Guest-blog: My Eroded Memories of the Cape

Today, the 18th day of the Blogathon, I am happy to present Alisa Bowman, who blogs at Project Happily Ever After. Along with hundreds of her fans, I follow Alisa’s daily adventures in marriage-land and look forward to the 2011 publication of her book, Project: Happily Ever After. In this guest-post, Alisa touches on a phenomenon I have noticed here at the B&B. Often guests choose Wellfleet because of the childhood memory of a Cape Cod vacation. Perhaps the same is true for you?
Please join me in welcoming, Alisa! ….

Not long ago, I was with my five-year-old at the science museum, near where I live in Pennsylvania. She was playing with sand and water—part of an exhibit designed to teach her about erosion. “If you want to learn about erosion, we should visit Cape Cod,” I found myself saying.

Soon memories were surfacing. There I was as a little girl. I was with Dad and my brothers and we were listening to a guide tell us about the Cape and about how someday, before we grew up, the hook at the end of the Cape would no longer be connected to the rest.

That, my friends, was quite the deep moment for us kids. I believe our exact words were, “Wow.”

Let’s just move beyond the fact that the hook still seems to be attached to the rest of the Cape even though I am now quite grown up. It’s possible our nature guide exaggerated on the timeline. It’s just as possible that I didn’t hear him correctly (after all, I somewhat remember also being told, at some point, that killer bees would invade the north and kill off every single one of us before my 20th birthday).

And, might I posit that it’s also possible that this is a sign from God.

At any rate, my point is this: the memory gave me pause. It did because it was warm and fuzzy. It was the kind of memory that I could wrap around myself on a cold, dreary winter’s day.

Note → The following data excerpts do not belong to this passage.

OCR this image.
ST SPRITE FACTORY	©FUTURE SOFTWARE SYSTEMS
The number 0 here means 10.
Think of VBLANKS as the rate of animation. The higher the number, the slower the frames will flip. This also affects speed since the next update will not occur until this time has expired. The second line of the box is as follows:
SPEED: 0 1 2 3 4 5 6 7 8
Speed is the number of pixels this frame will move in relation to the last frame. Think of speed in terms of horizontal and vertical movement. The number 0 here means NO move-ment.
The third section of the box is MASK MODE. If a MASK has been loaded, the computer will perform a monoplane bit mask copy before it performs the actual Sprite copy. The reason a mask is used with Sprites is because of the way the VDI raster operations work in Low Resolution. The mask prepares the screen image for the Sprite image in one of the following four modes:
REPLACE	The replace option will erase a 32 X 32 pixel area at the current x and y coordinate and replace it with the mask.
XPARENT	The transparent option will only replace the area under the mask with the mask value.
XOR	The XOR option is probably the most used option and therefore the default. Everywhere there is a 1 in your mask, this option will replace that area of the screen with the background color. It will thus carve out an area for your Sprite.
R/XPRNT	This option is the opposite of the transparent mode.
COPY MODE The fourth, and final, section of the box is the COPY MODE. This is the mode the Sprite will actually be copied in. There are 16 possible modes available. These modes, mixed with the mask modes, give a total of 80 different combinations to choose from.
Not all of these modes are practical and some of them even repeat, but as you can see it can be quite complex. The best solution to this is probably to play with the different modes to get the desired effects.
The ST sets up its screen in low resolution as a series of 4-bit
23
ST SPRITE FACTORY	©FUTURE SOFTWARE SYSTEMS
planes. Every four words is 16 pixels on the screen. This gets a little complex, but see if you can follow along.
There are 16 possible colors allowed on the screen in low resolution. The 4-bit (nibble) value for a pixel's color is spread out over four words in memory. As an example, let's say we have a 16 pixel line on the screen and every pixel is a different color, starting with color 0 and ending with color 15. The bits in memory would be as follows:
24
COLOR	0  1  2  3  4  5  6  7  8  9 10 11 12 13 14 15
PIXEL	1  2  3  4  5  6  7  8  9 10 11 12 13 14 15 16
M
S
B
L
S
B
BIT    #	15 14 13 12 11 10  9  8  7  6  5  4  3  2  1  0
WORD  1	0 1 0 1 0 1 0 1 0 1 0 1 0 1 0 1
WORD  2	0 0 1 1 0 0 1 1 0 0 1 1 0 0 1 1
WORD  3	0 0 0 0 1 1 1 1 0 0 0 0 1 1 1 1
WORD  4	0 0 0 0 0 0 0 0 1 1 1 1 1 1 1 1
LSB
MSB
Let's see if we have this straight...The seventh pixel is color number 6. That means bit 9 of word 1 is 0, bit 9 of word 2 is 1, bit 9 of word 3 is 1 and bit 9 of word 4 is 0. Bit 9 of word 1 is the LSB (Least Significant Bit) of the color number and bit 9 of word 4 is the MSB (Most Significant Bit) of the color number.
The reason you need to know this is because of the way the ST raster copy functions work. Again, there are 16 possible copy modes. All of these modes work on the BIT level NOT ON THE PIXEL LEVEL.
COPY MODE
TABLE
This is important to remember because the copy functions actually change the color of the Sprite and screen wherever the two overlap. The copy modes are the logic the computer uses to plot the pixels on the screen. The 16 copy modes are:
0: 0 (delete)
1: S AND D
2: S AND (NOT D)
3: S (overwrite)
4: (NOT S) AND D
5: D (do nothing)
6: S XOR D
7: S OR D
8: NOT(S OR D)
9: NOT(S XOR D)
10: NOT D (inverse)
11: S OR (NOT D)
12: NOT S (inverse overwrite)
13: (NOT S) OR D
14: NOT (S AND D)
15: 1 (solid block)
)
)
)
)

My family vacationed up and down the northeast coast and throughout most of the country when I was young. We piled into our station wagon and drove for hours and hours. During these hours us kids frequently complained about who was touching whom. Occasionally one of us peed our pants or threw up.

Every so often Dad threatened to pull the car over if we didn’t shut up already. But, without fail, we eventually arrived at our destination, which was almost always a campground. There we would all sit on the car’s back bumper as Mom timed Dad to see how quickly he could assemble our family’s tent.

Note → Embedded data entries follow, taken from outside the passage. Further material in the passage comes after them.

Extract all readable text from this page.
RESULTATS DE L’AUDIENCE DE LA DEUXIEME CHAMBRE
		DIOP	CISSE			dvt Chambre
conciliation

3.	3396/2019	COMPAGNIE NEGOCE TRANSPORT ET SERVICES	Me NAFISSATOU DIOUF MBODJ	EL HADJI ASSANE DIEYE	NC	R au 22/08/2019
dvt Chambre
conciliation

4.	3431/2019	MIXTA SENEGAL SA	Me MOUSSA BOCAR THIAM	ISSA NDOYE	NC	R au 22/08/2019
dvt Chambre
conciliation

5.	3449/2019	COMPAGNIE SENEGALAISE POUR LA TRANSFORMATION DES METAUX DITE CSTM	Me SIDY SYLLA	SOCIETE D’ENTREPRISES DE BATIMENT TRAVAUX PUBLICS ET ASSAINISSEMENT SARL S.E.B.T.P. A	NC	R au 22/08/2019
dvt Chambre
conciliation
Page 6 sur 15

Dad hoisted tents in Virginia Beach, various beach towns in New Jersey, The Badlands, Yellowstone National Park, Rocky Mountain National Park, The Grand Tetons, Acadia, Lake George, Quebec, Bar Harbor, Rockport, and the Cape.

He was a chemist by trade, but, when on family vacation, he was the Quickest Tent Putter Upper in the US.

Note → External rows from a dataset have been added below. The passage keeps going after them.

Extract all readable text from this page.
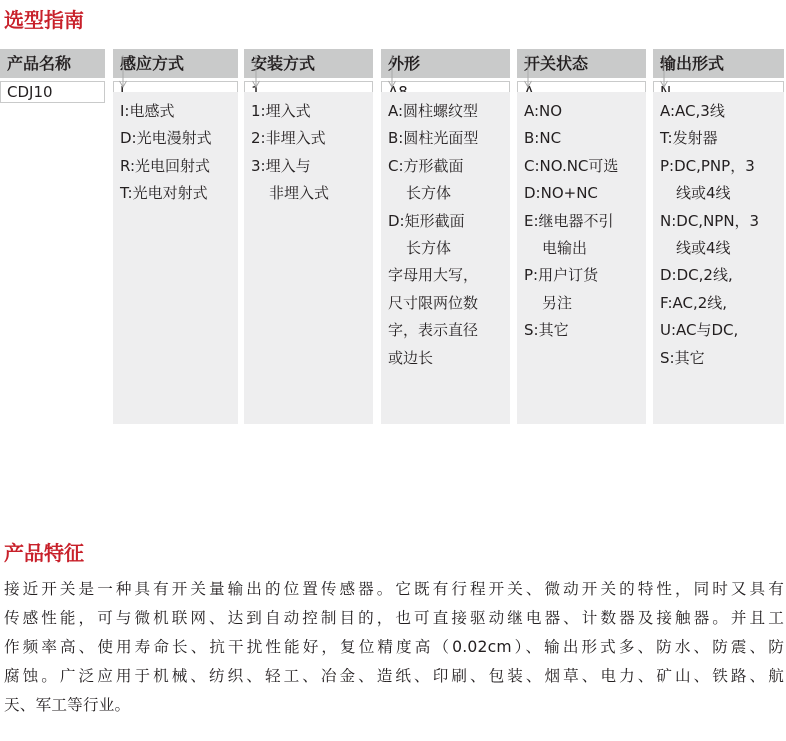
选型指南
产品名称
CDJ10
感应方式
I:电感式
D:光电漫射式
R:光电回射式
T:光电对射式
安装方式
1:埋入式
2:非埋入式
3:埋入与
非埋入式
外形
A:圆柱螺纹型
B:圆柱光面型
C:方形截面
长方体
D:矩形截面
长方体
字母用大写，
尺寸限两位数
字，表示直径
或边长
开关状态
A:NO
B:NC
C:NO.NC可选
D:NO+NC
E:继电器不引
电输出
P:用户订货
另注
S:其它
输出形式
A:AC,3线
T:发射器
P:DC,PNP，3
线或4线
N:DC,NPN，3
线或4线
D:DC,2线,
F:AC,2线,
U:AC与DC,
S:其它
产品特征
接近开关是一种具有开关量输出的位置传感器。它既有行程开关、微动开关的特性，同时又具有
传感性能，可与微机联网、达到自动控制目的，也可直接驱动继电器、计数器及接触器。并且工
作频率高、使用寿命长、抗干扰性能好，复位精度高（0.02cm）、输出形式多、防水、防震、防
腐蚀。广泛应用于机械、纺织、轻工、冶金、造纸、印刷、包装、烟草、电力、矿山、铁路、航
天、军工等行业。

Mom, a visual artist, had a particular affinity for the Cape, so Dad put up a lot of tents in that area, usually in campgrounds outside of Provincetown.

As Mom spent many hours each day with her paints and her canvas, Dad took us kids to whatever activity he could find. Occasionally it was the beach, but more often than not it was a nature excursion or lecture.

It was during these outings that I learned about lichen, erosion, plovers, and various sea creatures. We learned about beach grass and about dunes. We learned about those plastic rings that came attached to six packs at that time, and how they were killing sea life.

And those are among my fondest memories of my childhood.

As I watched my daughter play with the erosion exhibit, though, I realized that I had not passed such memories on to her. I owned a tent, but I didn’t know how to assemble it.

More important, I had not taken her on hikes or nature excursions. In the seemingly endless quest to balance work with family, I’d resorted to whatever vacation time seemed easy and mindless. She’d been to the beach. She’d been on a cruise. She’d visited relatives in various states around the country.

But she had not attended a single nature hike.

Shame on me!

That, my friends, will change.

It has been a joy to meet and get to know Alexandra online. I look forward to, one day, meeting Alexandra in person and visiting her in Wellfleet. I probably won’t hoist a tent because I’m quite soft in my adulthood and have become attached to hot showers and nearby toilets.

But without a doubt I will share with my daughter the same gift Dad gave to us kids while on the Cape.

If you are hoping to do the same for your kids, here are some places to check out: Mass Audubon’s Wellfleet Bay Wildlife Sanctuary, Cape Cod Museum of Natural History in Brewster, Green Briar Nature Center in Sandwich, Waquoit Bay National Estuarine Research Reserve.